What about the batch jobs/asynchronous processes? Is the monthly batch job running for 2 hours calculating the final credit card balances considered a violation of the 5 second threshold or not? But what about the full account statements compiled asynchronously into CSV for large business accounts and sent via email 10 minutes later? So, be also clear for which operations the latency is not relevant.
“The system has to support 100 concurrent users”.
Well, 100 users on your site each clicking on static images every 10 seconds served via CDN – I bet you can build a system like that with your eyes closed. 100 users simultaneously encoding 4K video files on your site – you better be scared. Really scared.
Things turn from ambiguous to meaningless when thinking in terms of real concurrency, such as translating the “100 concurrent users” to “100 operations concurrently being processed by 100 threads”. Assuming each such operation takes 10 seconds to process, then the throughput of your system is 10 ops/sec. If you now reduce the operation duration tenfold, with each operation taking just one second you have improved the throughput to 100 ops/sec. But lo and behold, you are not fulfilling your “100 real concurrent users” requirement and are only processing 10 operations concurrently, failing upon the requirement.
Instead of “concurrent users” or any other similar terms, the requirements should more clearly express the behaviour of certain users, with the potential of turning these descriptions into load tests allowing you to emulate the necessary load.
Note that I am not recommending to measure throughput here – real-world applications are often multifunctional and are being used in very dynamic situations. This makes it hard to express the performance goals in throughput (operations per hour).
But if a particular application is designed to do just one thing, for example invoice payments, then having goals measuring throughput similar to “1000 invoices/minute” is an excellent way to have measurable and specific goals.
What is the amount of data your application should fulfill the performance requirements? Are you expected to achieve the set goals with 10,000 accounts and 10,000,000 transactions in the database or is the system expected to fulfill such criteria with 1,000,000 accounts and 1,000,000,000 transactions? Be clear about the volume of data present in the system.
What are your constraints regarding the infrastructure? Are you expected to achieve the goals within $500/mo AWS bill or can you go berserk and deploy the solution on the high-end stuff with 32 cores and several TB of memory? Knowing this, helps you to understand the limitations from the infrastructure. So, you should specify the constraints from the infrastructure.
Would it be OK to rely on the network presence? Will the network bandwidth be acceptable to send several MBs back and forth during each operation? With the widespread adoption of mobile apps, you cannot count upon the almighty 4G being present and might need to support offline operations and squeeze the traffic into kilobytes instead of megabytes. So, you need to understand the situation your application will be deployed.
The list of aspects described in this post is by no means complete.

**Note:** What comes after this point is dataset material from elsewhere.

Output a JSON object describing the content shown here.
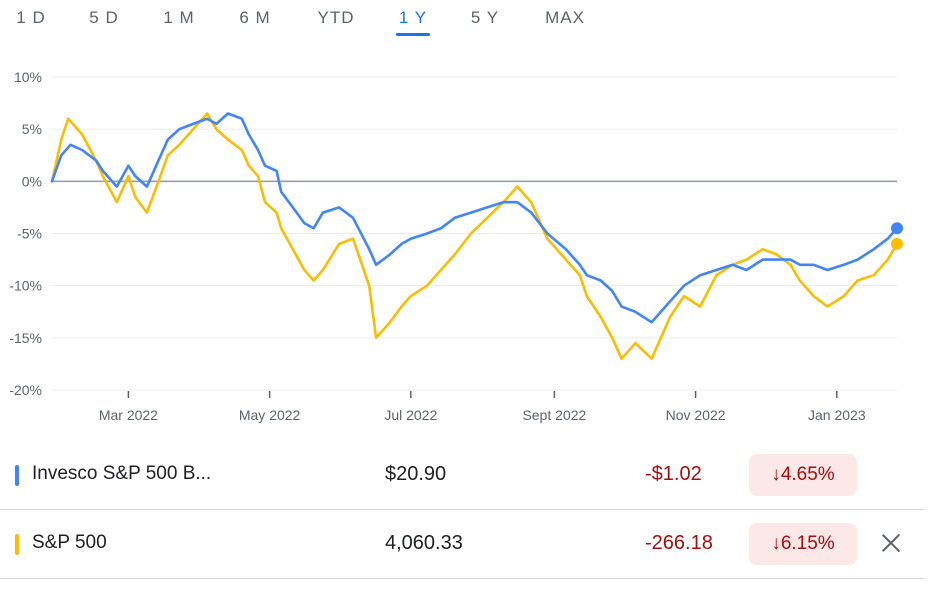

For example, when you start linking concepts such as scalability or availability to the mix, you start facing a whole new set of requirements. But I hope the post fulfilled the intention and next time when you meet vaguely defined performance requirements, you have a set of questions to start drilling into the actual need.
Work with the business owner in dialogue helping to discover measurable and specific goals. Without such goals, you have no real target to achieve or measure your results against.
Walking through the process allows you to explain the related costs as well. If you recall, everything can always be made faster. The question is – whether it is economically viable. From the business owner perspective, it is only natural to wish all the operations to be ultra fast. Only when understanding the costs for achieving this, the more realistic expectations can be set.